Salient to Investors:
- 48 of the 67 companies reporting earnings exceeded analysts’ estimates
- S&P 500 earnings are expected to exceed $1 trillion in 2013, 31 percent more than when the index peaked.
- The S&P 500 P/E is 9.8 percent below the 6-decade mean.
- Analysts predict S&P 500 earnings will rise 8 percent in 2013 to a record $110.10 a share.
- Since 1954, S&P 500 valuations have averaged 16.4 times earnings – 17.5 the 2007 peak, 33 during the Internet bubble in 2000.
- The S&P 500 took 25 years to reach a new high after the Great Depression and 3 years on average for the index to surpass previous records since then – 7 years in the 1970s and 2000s.
Leo Grohowski at BNY Mellon Wealth Mgmt said Corporate America has done an incredible job following the recession.
Laszlo Birinyi says the rally is entering a final phase as investors on the sidelines capitulate and buy – the last phase is very strong.
Chris Hyzy at US Trust said valuations imply the market is ripe for a new business cycle and a market that tracks profit growth.
Wayne Lin at Legg Mason said we’re starting from a better fundamental base now, driven by non-leveraged economic growth – a big difference to 2007.
US corporations accounted for 168 of the top 500 companies at the end of 2012, versus 157 five years ago, while their profits rose to 36 percent of total income from 32 percent.

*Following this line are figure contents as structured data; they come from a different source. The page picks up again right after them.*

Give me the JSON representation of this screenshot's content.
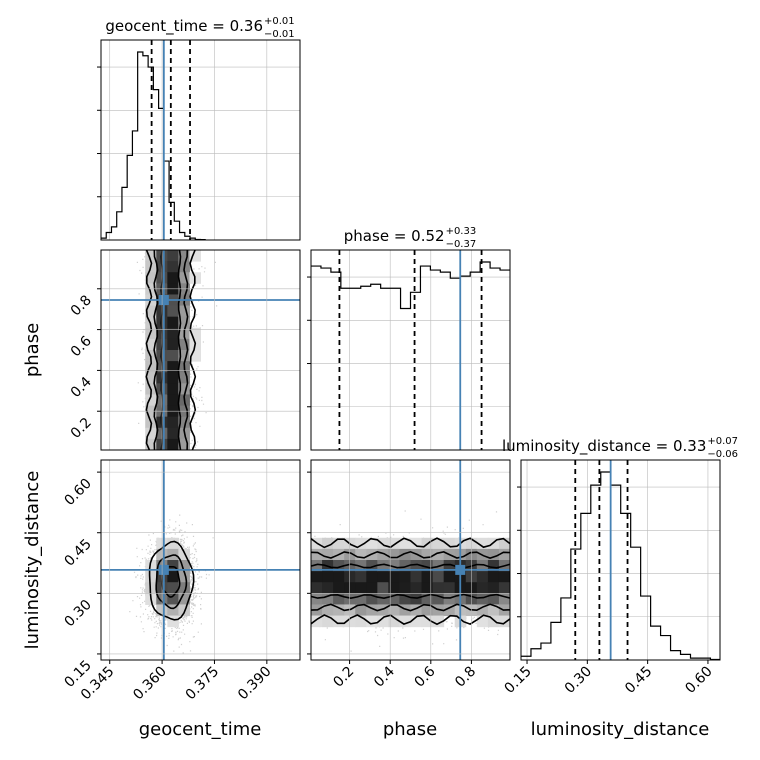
{
  "chart_data": {
    "type": "corner",
    "parameters": [
      {
        "name": "geocent_time",
        "range": [
          0.3425,
          0.3995
        ],
        "ticks": [
          "0.345",
          "0.360",
          "0.375",
          "0.390"
        ],
        "tick_values": [
          0.345,
          0.36,
          0.375,
          0.39
        ]
      },
      {
        "name": "phase",
        "range": [
          0.01,
          0.99
        ],
        "ticks": [
          "0.2",
          "0.4",
          "0.6",
          "0.8"
        ],
        "tick_values": [
          0.2,
          0.4,
          0.6,
          0.8
        ]
      },
      {
        "name": "luminosity_distance",
        "range": [
          0.135,
          0.63
        ],
        "ticks": [
          "0.15",
          "0.30",
          "0.45",
          "0.60"
        ],
        "tick_values": [
          0.15,
          0.3,
          0.45,
          0.6
        ]
      }
    ],
    "titles": [
      {
        "label": "geocent_time = 0.36",
        "sup": "+0.01",
        "sub": "−0.01"
      },
      {
        "label": "phase = 0.52",
        "sup": "+0.33",
        "sub": "−0.37"
      },
      {
        "label": "luminosity_distance = 0.33",
        "sup": "+0.07",
        "sub": "−0.06"
      }
    ],
    "truths": [
      0.3605,
      0.745,
      0.358
    ],
    "quantiles": [
      [
        0.357,
        0.3625,
        0.368
      ],
      [
        0.15,
        0.52,
        0.85
      ],
      [
        0.27,
        0.33,
        0.4
      ]
    ],
    "histograms": [
      {
        "bin_start": 0.3425,
        "bin_width": 0.0015,
        "counts": [
          0.01,
          0.04,
          0.07,
          0.15,
          0.28,
          0.45,
          0.58,
          1.0,
          0.98,
          0.92,
          0.8,
          0.7,
          0.42,
          0.2,
          0.1,
          0.04,
          0.02,
          0.01,
          0.003,
          0.002
        ]
      },
      {
        "bin_start": 0.01,
        "bin_width": 0.049,
        "counts": [
          0.91,
          0.9,
          0.88,
          0.8,
          0.8,
          0.81,
          0.82,
          0.8,
          0.8,
          0.7,
          0.78,
          0.91,
          0.89,
          0.88,
          0.85,
          0.86,
          0.88,
          0.93,
          0.9,
          0.89
        ]
      },
      {
        "bin_start": 0.135,
        "bin_width": 0.0248,
        "counts": [
          0.02,
          0.06,
          0.09,
          0.2,
          0.33,
          0.59,
          0.78,
          0.93,
          1.0,
          0.93,
          0.78,
          0.6,
          0.34,
          0.18,
          0.13,
          0.05,
          0.03,
          0.01,
          0.01,
          0.003
        ]
      }
    ],
    "pair_densities": [
      {
        "x_param": "geocent_time",
        "y_param": "phase",
        "x_center": 0.3625,
        "x_sigma": 0.0033,
        "y_center": 0.5,
        "y_sigma": null
      },
      {
        "x_param": "geocent_time",
        "y_param": "luminosity_distance",
        "x_center": 0.3625,
        "x_sigma": 0.0033,
        "y_center": 0.33,
        "y_sigma": 0.05
      },
      {
        "x_param": "phase",
        "y_param": "luminosity_distance",
        "x_center": 0.5,
        "x_sigma": null,
        "y_center": 0.33,
        "y_sigma": 0.05
      }
    ],
    "colors": {
      "truth": "#4682b4",
      "ink": "#000000",
      "grid": "#bbbbbb",
      "scatter": "#777777"
    },
    "grid": true
  }
}
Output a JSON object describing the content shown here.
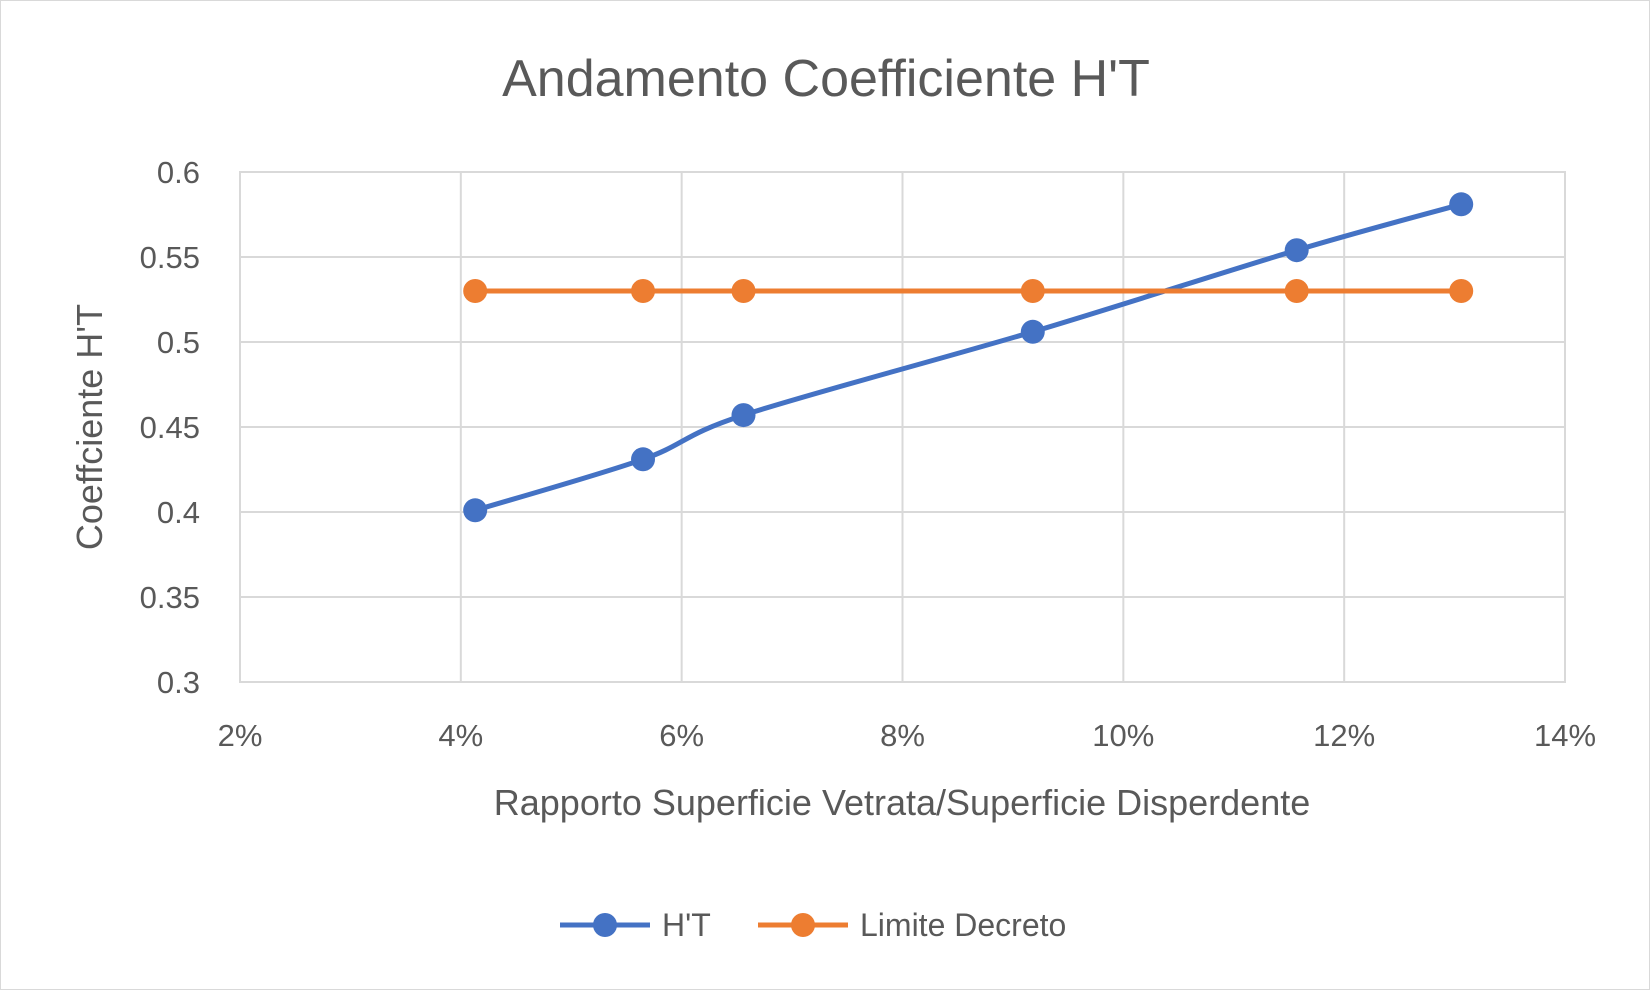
{
  "chart_data": {
    "type": "scatter",
    "title": "Andamento Coefficiente H'T",
    "xlabel": "Rapporto Superficie Vetrata/Superficie Disperdente",
    "ylabel": "Coeffciente H'T",
    "xlim": [
      0.02,
      0.14
    ],
    "ylim": [
      0.3,
      0.6
    ],
    "x_ticks": [
      0.02,
      0.04,
      0.06,
      0.08,
      0.1,
      0.12,
      0.14
    ],
    "x_tick_labels": [
      "2%",
      "4%",
      "6%",
      "8%",
      "10%",
      "12%",
      "14%"
    ],
    "y_ticks": [
      0.3,
      0.35,
      0.4,
      0.45,
      0.5,
      0.55,
      0.6
    ],
    "y_tick_labels": [
      "0.3",
      "0.35",
      "0.4",
      "0.45",
      "0.5",
      "0.55",
      "0.6"
    ],
    "grid": true,
    "legend_position": "bottom",
    "series": [
      {
        "name": "H'T",
        "color": "#4472C4",
        "smooth": true,
        "x": [
          0.0413,
          0.0565,
          0.0656,
          0.0918,
          0.1157,
          0.1306
        ],
        "y": [
          0.401,
          0.431,
          0.457,
          0.506,
          0.554,
          0.581
        ]
      },
      {
        "name": "Limite Decreto",
        "color": "#ED7D31",
        "smooth": false,
        "x": [
          0.0413,
          0.0565,
          0.0656,
          0.0918,
          0.1157,
          0.1306
        ],
        "y": [
          0.53,
          0.53,
          0.53,
          0.53,
          0.53,
          0.53
        ]
      }
    ]
  }
}
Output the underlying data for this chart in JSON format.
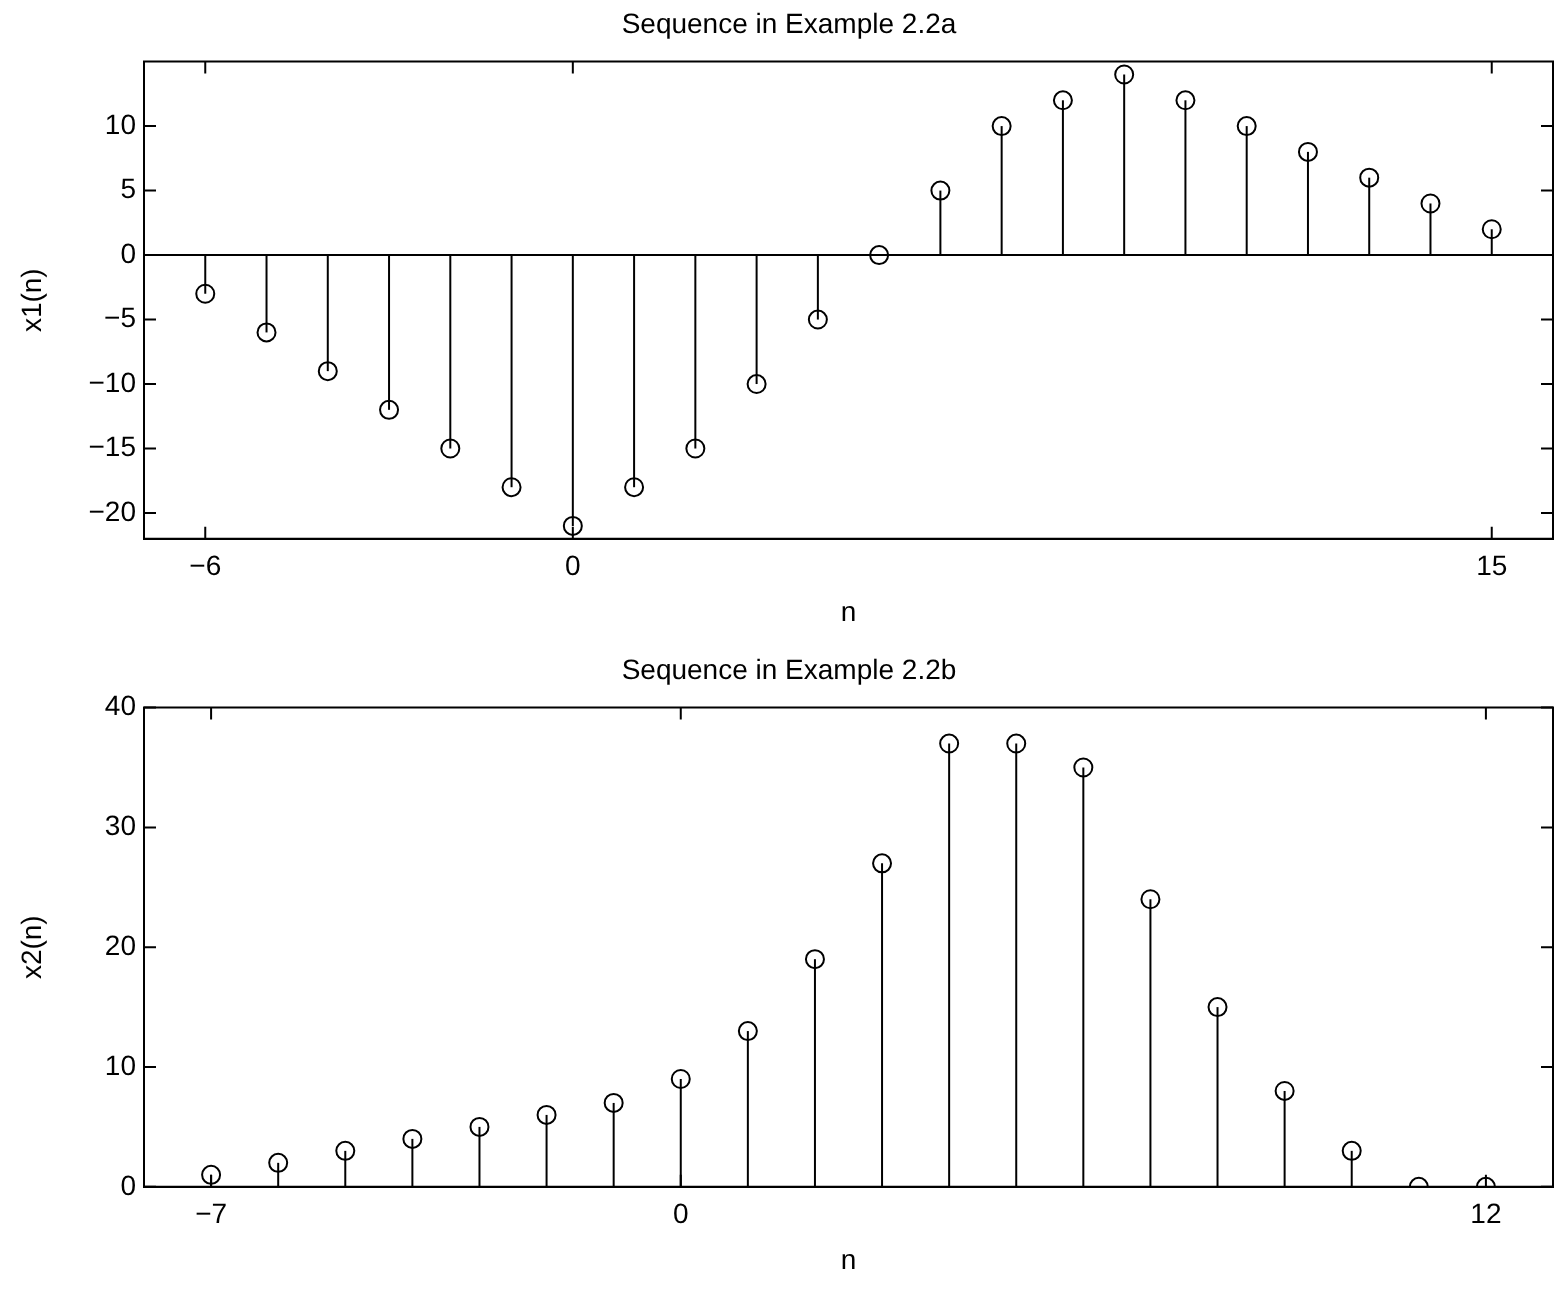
{
  "chart_data": [
    {
      "type": "lollipop",
      "title": "Sequence in Example 2.2a",
      "xlabel": "n",
      "ylabel": "x1(n)",
      "x": [
        -6,
        -5,
        -4,
        -3,
        -2,
        -1,
        0,
        1,
        2,
        3,
        4,
        5,
        6,
        7,
        8,
        9,
        10,
        11,
        12,
        13,
        14,
        15
      ],
      "series": [
        {
          "color": "#000000",
          "values": [
            -3,
            -6,
            -9,
            -12,
            -15,
            -18,
            -21,
            -18,
            -15,
            -10,
            -5,
            0,
            5,
            10,
            12,
            14,
            12,
            10,
            8,
            6,
            4,
            2
          ]
        }
      ],
      "ref_lines": [
        {
          "axis": "y",
          "value": 0,
          "color": "#000000"
        }
      ],
      "xlim": [
        -7,
        16
      ],
      "xticks": [
        -6,
        0,
        15
      ],
      "ylim": [
        -22,
        15
      ],
      "yticks": [
        -20,
        -15,
        -10,
        -5,
        0,
        5,
        10
      ],
      "marker": "circle",
      "grid": false,
      "legend": false
    },
    {
      "type": "lollipop",
      "title": "Sequence in Example 2.2b",
      "xlabel": "n",
      "ylabel": "x2(n)",
      "x": [
        -7,
        -6,
        -5,
        -4,
        -3,
        -2,
        -1,
        0,
        1,
        2,
        3,
        4,
        5,
        6,
        7,
        8,
        9,
        10,
        11,
        12
      ],
      "series": [
        {
          "color": "#000000",
          "values": [
            1,
            2,
            3,
            4,
            5,
            6,
            7,
            9,
            13,
            19,
            27,
            37,
            37,
            35,
            24,
            15,
            8,
            3,
            0,
            0
          ]
        }
      ],
      "xlim": [
        -8,
        13
      ],
      "xticks": [
        -7,
        0,
        12
      ],
      "ylim": [
        0,
        40
      ],
      "yticks": [
        0,
        10,
        20,
        30,
        40
      ],
      "marker": "circle",
      "grid": false,
      "legend": false
    }
  ]
}
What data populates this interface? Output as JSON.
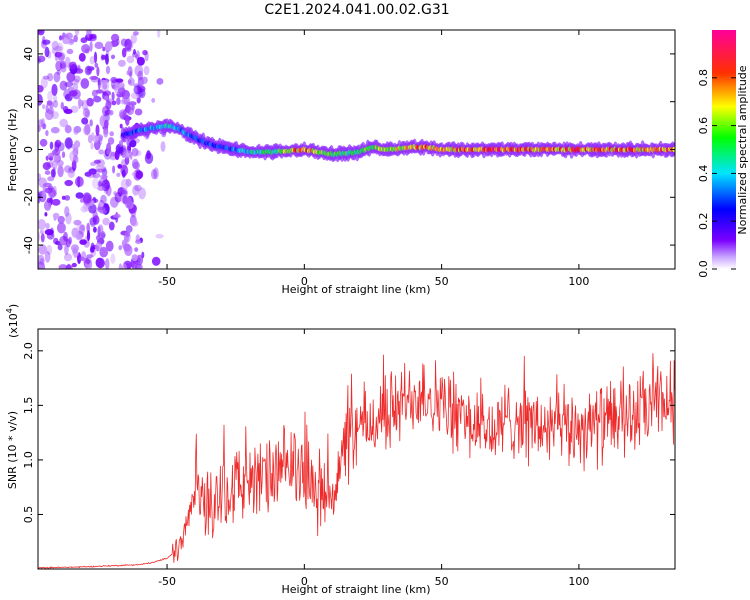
{
  "figure_title": "C2E1.2024.041.00.02.G31",
  "colors": {
    "snr_line": "#ee2a2a",
    "axis": "#000000",
    "background": "#ffffff"
  },
  "chart_data": [
    {
      "type": "heatmap",
      "name": "spectrogram",
      "xlabel": "Height of straight line (km)",
      "ylabel": "Frequency (Hz)",
      "xlim": [
        -97,
        135
      ],
      "ylim": [
        -50,
        50
      ],
      "xticks": [
        -50,
        0,
        50,
        100
      ],
      "yticks": [
        -40,
        -20,
        0,
        20,
        40
      ],
      "colorbar": {
        "label": "Normalized spectral amplitude",
        "range": [
          0,
          1
        ],
        "ticks": [
          0.0,
          0.2,
          0.4,
          0.6,
          0.8
        ],
        "tick_labels": [
          "0.0",
          "0.2",
          "0.4",
          "0.6",
          "0.8"
        ],
        "colormap": [
          "#ffffff",
          "#7a00ff",
          "#0000ff",
          "#00e5ff",
          "#00ff00",
          "#ffff00",
          "#ff0000",
          "#ff00aa"
        ]
      },
      "ridge": {
        "x": [
          -66,
          -60,
          -55,
          -50,
          -46,
          -42,
          -38,
          -34,
          -30,
          -25,
          -20,
          -10,
          0,
          5,
          10,
          20,
          25,
          30,
          40,
          45,
          50,
          60,
          70,
          80,
          90,
          100,
          110,
          120,
          130,
          135
        ],
        "freq": [
          6,
          8,
          9,
          10,
          9,
          6,
          4,
          2,
          1,
          0,
          -1,
          -1,
          0,
          -1,
          -2,
          -1,
          1,
          0,
          1,
          1,
          0,
          0,
          0,
          0,
          0,
          0,
          0,
          0,
          0,
          0
        ],
        "amplitude": [
          0.3,
          0.4,
          0.45,
          0.5,
          0.45,
          0.4,
          0.35,
          0.35,
          0.35,
          0.4,
          0.5,
          0.6,
          0.9,
          0.7,
          0.6,
          0.6,
          0.7,
          0.75,
          0.8,
          0.85,
          0.85,
          0.85,
          0.9,
          0.85,
          0.85,
          0.85,
          0.85,
          0.85,
          0.85,
          0.8
        ]
      }
    },
    {
      "type": "line",
      "name": "snr",
      "xlabel": "Height of straight line (km)",
      "ylabel": "SNR (10 * v/v)",
      "y_multiplier_label": "(x10",
      "y_multiplier_exp": "4",
      "xlim": [
        -97,
        135
      ],
      "ylim": [
        0,
        2.2
      ],
      "xticks": [
        -50,
        0,
        50,
        100
      ],
      "yticks": [
        0.5,
        1.0,
        1.5,
        2.0
      ],
      "ytick_labels": [
        "0.5",
        "1.0",
        "1.5",
        "2.0"
      ],
      "series": [
        {
          "x": [
            -97,
            -80,
            -70,
            -60,
            -55,
            -50,
            -46,
            -44,
            -42,
            -40,
            -38,
            -35,
            -30,
            -25,
            -20,
            -15,
            -10,
            -5,
            0,
            5,
            10,
            15,
            20,
            25,
            30,
            35,
            40,
            45,
            50,
            55,
            60,
            65,
            70,
            75,
            80,
            85,
            90,
            95,
            100,
            105,
            110,
            115,
            120,
            125,
            130,
            135
          ],
          "y": [
            0.01,
            0.02,
            0.03,
            0.04,
            0.06,
            0.1,
            0.18,
            0.3,
            0.5,
            0.7,
            0.62,
            0.6,
            0.72,
            0.78,
            0.8,
            0.82,
            0.86,
            0.95,
            0.88,
            0.72,
            0.68,
            1.1,
            1.3,
            1.35,
            1.42,
            1.5,
            1.6,
            1.62,
            1.5,
            1.42,
            1.35,
            1.3,
            1.25,
            1.4,
            1.35,
            1.3,
            1.28,
            1.28,
            1.3,
            1.32,
            1.35,
            1.38,
            1.4,
            1.45,
            1.5,
            1.55
          ]
        }
      ]
    }
  ]
}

Analysts expect S&P 500 earnings to exceed $120 a share by 2014, double the level in 2008, and the biggest increase since the 142 percent gain amid the tech boom from 1993 to 1999. The average of 15 Wall Street strategists expects the Index to rise 8.1 percent in 2013. 8 expect the index to surpass 1,565.15.
Joseph Tanious at JPMorgan Funds said profit growth is slowing after a three-year increase and the market won’t reach a record unless multiples expand, while consensus estimates are still too high. Tanious said companies have trimmed all of the fat they can, and the expansion is unlikely to push earnings any higher.
Economists expect the US economy to grow 2.8 percent in 2014 and 2 percent in 2013.
Howard Ward at Gamco Investors expects a new high in 2013, driven by the strongest inflows into equity funds since 2000, an economy continuing to heal, and retail investors paying attention.